Au Japon, face à la faiblesse du yen, le gouvernement a évoqué la possibilité « d’utiliser tous les moyens » pour intervenir sur le marché, laissant entendre une intervention potentielle. Les analystes estiment qu’un taux de change proche de 1 dollar pour 160 yens a stimulé cette réponse politique.

Le marché immobilier chinois montre des signes de reprise lors de sa phase de réajustement à long terme, avec une possibilité d’atteindre une stabilité d’ici 2027. Cependant, sa contribution à la croissance devrait rester inférieure à celle du passé.

■ Perspective structurelle… « Les États-Unis disposent toujours de la capacité d’absorber l’impact d’une guerre »

Les médias étrangers soulignent que, malgré la guerre et les tensions tarifaires, l’économie américaine reste relativement stable grâce à : ▲ sa compétitivité en IA, ▲ son autonomie énergétique, ▲ le statut du dollar comme monnaie de réserve mondiale. Ces avantages structurels sont considérés comme essentiels pour maintenir un flux de capitaux mondiaux centrés sur les États-Unis.

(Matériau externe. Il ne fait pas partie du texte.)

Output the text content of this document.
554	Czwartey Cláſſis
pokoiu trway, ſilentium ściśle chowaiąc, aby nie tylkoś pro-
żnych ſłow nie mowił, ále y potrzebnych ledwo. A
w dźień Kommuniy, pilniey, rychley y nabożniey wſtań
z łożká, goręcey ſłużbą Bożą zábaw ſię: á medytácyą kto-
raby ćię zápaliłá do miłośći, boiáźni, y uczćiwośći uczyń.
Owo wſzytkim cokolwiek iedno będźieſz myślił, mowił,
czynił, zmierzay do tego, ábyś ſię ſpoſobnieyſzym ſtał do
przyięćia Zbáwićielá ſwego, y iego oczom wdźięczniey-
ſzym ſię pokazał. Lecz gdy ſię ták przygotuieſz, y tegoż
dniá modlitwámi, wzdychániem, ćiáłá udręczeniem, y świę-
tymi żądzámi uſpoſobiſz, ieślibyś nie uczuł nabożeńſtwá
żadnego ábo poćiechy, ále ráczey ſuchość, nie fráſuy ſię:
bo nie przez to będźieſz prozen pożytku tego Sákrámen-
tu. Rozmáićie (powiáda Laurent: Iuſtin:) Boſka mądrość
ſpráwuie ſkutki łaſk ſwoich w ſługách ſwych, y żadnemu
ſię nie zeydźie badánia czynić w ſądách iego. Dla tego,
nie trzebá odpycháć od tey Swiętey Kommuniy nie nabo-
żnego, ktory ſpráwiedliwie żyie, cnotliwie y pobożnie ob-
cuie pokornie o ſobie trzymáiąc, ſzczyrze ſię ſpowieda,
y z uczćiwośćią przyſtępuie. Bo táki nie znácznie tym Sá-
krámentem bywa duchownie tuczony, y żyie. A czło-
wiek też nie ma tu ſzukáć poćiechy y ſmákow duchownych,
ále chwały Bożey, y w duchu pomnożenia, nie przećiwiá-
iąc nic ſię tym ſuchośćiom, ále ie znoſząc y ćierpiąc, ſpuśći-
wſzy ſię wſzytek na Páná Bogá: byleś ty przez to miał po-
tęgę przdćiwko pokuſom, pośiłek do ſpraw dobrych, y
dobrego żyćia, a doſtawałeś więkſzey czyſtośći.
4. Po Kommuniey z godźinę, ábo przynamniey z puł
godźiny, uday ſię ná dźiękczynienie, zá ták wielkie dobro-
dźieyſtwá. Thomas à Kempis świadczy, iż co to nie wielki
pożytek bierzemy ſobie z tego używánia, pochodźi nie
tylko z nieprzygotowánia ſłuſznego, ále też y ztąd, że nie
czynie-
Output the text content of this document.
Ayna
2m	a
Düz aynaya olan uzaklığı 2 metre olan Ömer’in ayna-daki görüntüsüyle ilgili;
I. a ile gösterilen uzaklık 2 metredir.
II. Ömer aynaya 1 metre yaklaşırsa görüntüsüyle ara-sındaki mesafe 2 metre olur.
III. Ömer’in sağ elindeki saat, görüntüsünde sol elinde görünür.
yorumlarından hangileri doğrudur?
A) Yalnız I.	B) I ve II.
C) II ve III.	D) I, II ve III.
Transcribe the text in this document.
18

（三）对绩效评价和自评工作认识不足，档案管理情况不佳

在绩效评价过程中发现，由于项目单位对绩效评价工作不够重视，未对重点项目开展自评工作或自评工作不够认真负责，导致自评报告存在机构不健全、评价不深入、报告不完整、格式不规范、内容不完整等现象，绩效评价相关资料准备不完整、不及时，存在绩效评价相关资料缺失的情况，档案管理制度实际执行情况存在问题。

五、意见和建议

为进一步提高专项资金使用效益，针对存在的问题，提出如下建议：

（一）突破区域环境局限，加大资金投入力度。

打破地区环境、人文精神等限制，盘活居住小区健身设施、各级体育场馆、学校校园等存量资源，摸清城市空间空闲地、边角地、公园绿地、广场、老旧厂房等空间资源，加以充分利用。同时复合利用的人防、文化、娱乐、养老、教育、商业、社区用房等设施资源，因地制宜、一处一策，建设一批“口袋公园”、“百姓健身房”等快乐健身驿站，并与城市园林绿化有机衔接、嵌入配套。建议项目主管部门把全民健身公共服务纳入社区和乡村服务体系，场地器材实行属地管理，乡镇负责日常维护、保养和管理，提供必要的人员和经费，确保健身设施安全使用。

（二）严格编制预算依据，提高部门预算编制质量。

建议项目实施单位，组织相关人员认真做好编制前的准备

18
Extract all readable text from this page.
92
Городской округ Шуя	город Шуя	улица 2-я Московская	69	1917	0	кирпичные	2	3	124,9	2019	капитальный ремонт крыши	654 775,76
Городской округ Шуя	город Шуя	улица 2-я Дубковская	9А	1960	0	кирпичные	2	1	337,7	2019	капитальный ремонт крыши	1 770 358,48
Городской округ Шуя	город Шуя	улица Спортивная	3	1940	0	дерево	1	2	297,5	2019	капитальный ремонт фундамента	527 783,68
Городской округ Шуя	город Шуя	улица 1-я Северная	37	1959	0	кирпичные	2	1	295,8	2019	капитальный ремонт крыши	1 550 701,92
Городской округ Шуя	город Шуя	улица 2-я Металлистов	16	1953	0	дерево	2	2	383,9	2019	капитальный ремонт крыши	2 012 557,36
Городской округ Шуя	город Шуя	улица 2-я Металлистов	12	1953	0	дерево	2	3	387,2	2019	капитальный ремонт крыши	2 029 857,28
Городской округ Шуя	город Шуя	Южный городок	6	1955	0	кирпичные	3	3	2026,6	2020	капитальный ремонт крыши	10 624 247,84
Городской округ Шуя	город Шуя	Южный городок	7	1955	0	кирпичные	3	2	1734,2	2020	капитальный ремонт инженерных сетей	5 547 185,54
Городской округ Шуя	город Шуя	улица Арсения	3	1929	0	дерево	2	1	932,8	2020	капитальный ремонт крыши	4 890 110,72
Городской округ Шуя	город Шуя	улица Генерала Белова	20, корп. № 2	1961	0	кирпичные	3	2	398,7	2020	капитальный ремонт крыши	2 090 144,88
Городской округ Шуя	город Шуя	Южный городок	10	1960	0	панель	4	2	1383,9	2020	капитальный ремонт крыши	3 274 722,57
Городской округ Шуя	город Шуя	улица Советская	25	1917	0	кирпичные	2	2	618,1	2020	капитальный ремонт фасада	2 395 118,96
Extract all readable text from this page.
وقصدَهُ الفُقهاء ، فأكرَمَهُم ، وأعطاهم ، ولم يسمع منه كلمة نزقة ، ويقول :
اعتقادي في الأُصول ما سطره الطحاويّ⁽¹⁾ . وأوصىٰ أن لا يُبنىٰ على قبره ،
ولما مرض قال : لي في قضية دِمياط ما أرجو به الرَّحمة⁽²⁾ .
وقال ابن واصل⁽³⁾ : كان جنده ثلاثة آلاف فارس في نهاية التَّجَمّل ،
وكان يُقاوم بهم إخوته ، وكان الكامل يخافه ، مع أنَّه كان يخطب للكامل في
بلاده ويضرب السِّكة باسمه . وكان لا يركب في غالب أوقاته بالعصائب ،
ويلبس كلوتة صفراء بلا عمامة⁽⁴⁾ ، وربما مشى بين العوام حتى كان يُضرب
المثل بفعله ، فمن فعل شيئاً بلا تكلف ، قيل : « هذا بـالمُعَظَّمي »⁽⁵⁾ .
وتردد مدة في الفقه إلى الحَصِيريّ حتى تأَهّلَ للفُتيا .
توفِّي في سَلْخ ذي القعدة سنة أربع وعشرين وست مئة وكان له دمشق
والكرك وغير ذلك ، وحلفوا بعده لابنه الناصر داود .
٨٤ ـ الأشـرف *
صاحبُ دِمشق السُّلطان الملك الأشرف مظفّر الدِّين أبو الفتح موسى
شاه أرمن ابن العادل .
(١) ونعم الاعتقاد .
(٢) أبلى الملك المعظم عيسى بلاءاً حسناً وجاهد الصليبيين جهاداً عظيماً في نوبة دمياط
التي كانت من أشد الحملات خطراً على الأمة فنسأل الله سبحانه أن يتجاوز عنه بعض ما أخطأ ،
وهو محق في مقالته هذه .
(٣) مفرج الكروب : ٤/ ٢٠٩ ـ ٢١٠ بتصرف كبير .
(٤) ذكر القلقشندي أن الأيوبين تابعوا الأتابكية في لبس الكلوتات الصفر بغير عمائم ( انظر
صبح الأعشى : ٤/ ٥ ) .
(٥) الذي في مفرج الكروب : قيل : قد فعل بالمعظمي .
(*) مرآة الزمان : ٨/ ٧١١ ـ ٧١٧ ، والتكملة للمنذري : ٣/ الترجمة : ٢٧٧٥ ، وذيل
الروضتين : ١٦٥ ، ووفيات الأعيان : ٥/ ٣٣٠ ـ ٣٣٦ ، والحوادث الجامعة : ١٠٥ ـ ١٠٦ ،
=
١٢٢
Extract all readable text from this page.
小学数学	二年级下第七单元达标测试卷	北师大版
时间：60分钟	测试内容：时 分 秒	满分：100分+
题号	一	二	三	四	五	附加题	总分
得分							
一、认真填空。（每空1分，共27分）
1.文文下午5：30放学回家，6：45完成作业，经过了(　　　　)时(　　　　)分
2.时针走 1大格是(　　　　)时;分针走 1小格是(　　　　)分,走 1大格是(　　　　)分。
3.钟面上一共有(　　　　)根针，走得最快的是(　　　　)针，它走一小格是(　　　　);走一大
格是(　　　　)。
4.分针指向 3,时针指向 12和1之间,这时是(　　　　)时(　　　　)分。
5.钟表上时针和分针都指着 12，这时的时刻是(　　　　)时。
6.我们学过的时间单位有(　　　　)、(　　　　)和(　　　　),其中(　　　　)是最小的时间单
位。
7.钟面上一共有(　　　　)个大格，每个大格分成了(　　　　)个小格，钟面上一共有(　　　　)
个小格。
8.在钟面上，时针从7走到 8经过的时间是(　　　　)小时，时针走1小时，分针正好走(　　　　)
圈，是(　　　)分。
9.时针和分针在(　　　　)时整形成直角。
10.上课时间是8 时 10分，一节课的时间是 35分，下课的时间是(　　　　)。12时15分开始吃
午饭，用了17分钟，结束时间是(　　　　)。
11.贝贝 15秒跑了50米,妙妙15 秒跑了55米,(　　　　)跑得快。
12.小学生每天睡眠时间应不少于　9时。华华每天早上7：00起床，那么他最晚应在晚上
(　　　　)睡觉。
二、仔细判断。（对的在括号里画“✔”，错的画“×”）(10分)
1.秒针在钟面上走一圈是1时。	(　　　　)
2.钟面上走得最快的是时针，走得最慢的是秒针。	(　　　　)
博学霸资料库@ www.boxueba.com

D’un autre côté, certains avertissent que si la guerre avec l’Iran se prolonge, les flux de capitaux dans les pays du Golfe pourraient changer, ce qui pourrait augmenter la pression à la hausse sur les taux d’intérêt mondiaux.

Ce rebond du marché illustre une trajectoire macroéconomique typique : « apaisement des tensions → baisse du prix du pétrole → stabilisation des taux → préférence pour les actifs risqués ». Toutefois, étant donné que la véracité des négociations reste incertaine, l’orientation future des marchés dépendra fortement des progrès diplomatiques concrets.